HTSI editor’s letter: how to get your viral kicks – from Topjaw to Oaxaca
Roula Khalaf, Editor of the FT, selects her favourite stories in this weekly newsletter.
I’ve lately been considering a new column idea where we ask people what’s on their “For You” page. As the algorithms of social media increasingly feed our strange obsessions, “For You” is a rare glimpse into the darker reaches of our souls.
My TikTok feed, for example, delivers a near constant flow of people tending to cow’s hooves: I cannot tell you why. But I’m addicted to watching farrier content in which various individuals scrape and file away the bovine ailments that they find. I also find myself watching lots of pimple-popping. Or chiropractors cracking people’s backs.
I’m sorry. That’s kind of disgusting. I don’t even know where this gross fixation began. I’m just one of those people who finds watching videos about stress relief a compelling way to decompress.
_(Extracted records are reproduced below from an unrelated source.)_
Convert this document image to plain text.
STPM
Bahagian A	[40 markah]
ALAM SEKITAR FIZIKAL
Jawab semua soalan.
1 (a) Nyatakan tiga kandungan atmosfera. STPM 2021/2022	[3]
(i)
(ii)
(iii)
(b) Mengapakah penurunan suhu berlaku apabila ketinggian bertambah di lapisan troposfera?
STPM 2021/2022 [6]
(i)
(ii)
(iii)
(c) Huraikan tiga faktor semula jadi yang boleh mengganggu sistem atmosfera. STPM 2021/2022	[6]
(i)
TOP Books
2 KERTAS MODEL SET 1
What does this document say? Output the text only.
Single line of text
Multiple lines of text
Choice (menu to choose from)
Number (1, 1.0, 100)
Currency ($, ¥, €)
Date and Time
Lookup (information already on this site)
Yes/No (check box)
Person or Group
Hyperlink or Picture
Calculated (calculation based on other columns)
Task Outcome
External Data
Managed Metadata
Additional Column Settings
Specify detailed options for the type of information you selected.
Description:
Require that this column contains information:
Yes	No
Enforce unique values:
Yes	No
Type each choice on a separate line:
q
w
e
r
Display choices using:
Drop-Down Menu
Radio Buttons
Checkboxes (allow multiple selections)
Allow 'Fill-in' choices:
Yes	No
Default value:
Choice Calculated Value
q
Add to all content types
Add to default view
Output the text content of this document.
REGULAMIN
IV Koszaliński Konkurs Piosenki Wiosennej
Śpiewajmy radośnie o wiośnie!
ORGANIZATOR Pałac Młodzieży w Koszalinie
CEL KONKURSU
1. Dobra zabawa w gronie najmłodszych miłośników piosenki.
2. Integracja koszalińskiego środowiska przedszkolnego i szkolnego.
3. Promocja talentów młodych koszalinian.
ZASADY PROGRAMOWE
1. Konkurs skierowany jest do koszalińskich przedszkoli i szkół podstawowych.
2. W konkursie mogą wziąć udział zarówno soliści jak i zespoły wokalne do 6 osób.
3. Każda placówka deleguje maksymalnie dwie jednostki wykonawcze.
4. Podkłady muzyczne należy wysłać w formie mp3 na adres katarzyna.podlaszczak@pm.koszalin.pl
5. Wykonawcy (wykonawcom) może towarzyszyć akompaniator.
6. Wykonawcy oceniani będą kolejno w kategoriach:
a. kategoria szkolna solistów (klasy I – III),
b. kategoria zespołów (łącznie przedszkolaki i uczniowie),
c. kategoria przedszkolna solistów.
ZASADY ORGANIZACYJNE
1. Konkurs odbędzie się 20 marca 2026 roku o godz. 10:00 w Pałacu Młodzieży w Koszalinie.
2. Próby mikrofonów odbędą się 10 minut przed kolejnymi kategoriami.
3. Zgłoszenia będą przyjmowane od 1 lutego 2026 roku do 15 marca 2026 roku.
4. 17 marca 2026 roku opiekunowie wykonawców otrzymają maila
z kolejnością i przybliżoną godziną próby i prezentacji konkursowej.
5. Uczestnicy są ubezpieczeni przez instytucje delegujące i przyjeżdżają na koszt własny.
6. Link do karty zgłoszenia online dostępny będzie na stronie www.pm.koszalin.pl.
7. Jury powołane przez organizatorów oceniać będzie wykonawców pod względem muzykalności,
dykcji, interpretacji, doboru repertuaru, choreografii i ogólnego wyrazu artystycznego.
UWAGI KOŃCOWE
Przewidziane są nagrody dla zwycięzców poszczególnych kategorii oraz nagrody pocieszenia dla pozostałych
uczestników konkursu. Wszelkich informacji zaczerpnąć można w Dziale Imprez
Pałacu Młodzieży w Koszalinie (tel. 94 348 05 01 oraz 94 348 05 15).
Other people prefer more wholesome matters: cat videos, giant farmyard animals, babies saying naughty words. Then there are those who study beauty/laundry/cleaning hacks. Or Scarlett Johansson videos. My husband is one of the many whose feed is composed almost entirely of food content, and one of his primary distractions are the Topjaw videos. Conceived by friends Will Warr and Jesse Burgess, the brand offers a buffet of food material, but their most popular videos are those in which they ask chefs, food critics and publicans to nominate their favourite eats. Jesse, a former model with outsized enthusiasm, has gained a huge following with his hot takes. In doing so, the pair have transformed the dining landscape in London, turning hitherto quiet and gentle establishments into scorching viral hits. The food-fluencer trend is only growing, and with it, a whole new generation is investigating novel cuisines. Rosanna Dodds finds out what makes the Topjaw boys so compelling, as well as what the plan is next.
Manchester has been a scorching viral destination since the Roman ages, boasting a history that takes in a great sweep of British industry, social change, science, culture, and much more in between. I visited last December for a Chanel Métiers d’Art show, an event that was considered odd by some. They sniffed at the location: what would a couture house from Paris want with a northern city famed for football and Coronation Street?
As the clothes from that collection now come to stores, the novelist Jeanette Winterson explores the city on which the show was based. “Manchester people love dazzle,” she says of her birthplace. “And it’s not about cash… The brand paid tribute to the city’s textile history, and to the skill of those who wove and sewed cloth to the highest standards.” Moreover, the show “sang to the spirit of the place at its most practical and its most extravagant. As Mark Radcliffe puts it: ‘Manchester is a city that thinks a table is for dancing on.’”
Oaxaca is another dazzling destination, as featured in our cover story. The fashion road trip was photographed by Vivek Vadoliya who, you may remember, shot a beautiful Mumbai cover story for HTSI last year. This time he collaborated with the New York stylist Esther Matilla, who grew up visiting her grandparents in Mexico and for whom this was a homecoming of sorts. In an accompanying essay, the writer Javier Arredondo, who lives in Mexico City, describes what makes Oaxaca so special. “When someone asks why I love it so much, I have two answers,” he writes. “Its blue skies, and its clear light.”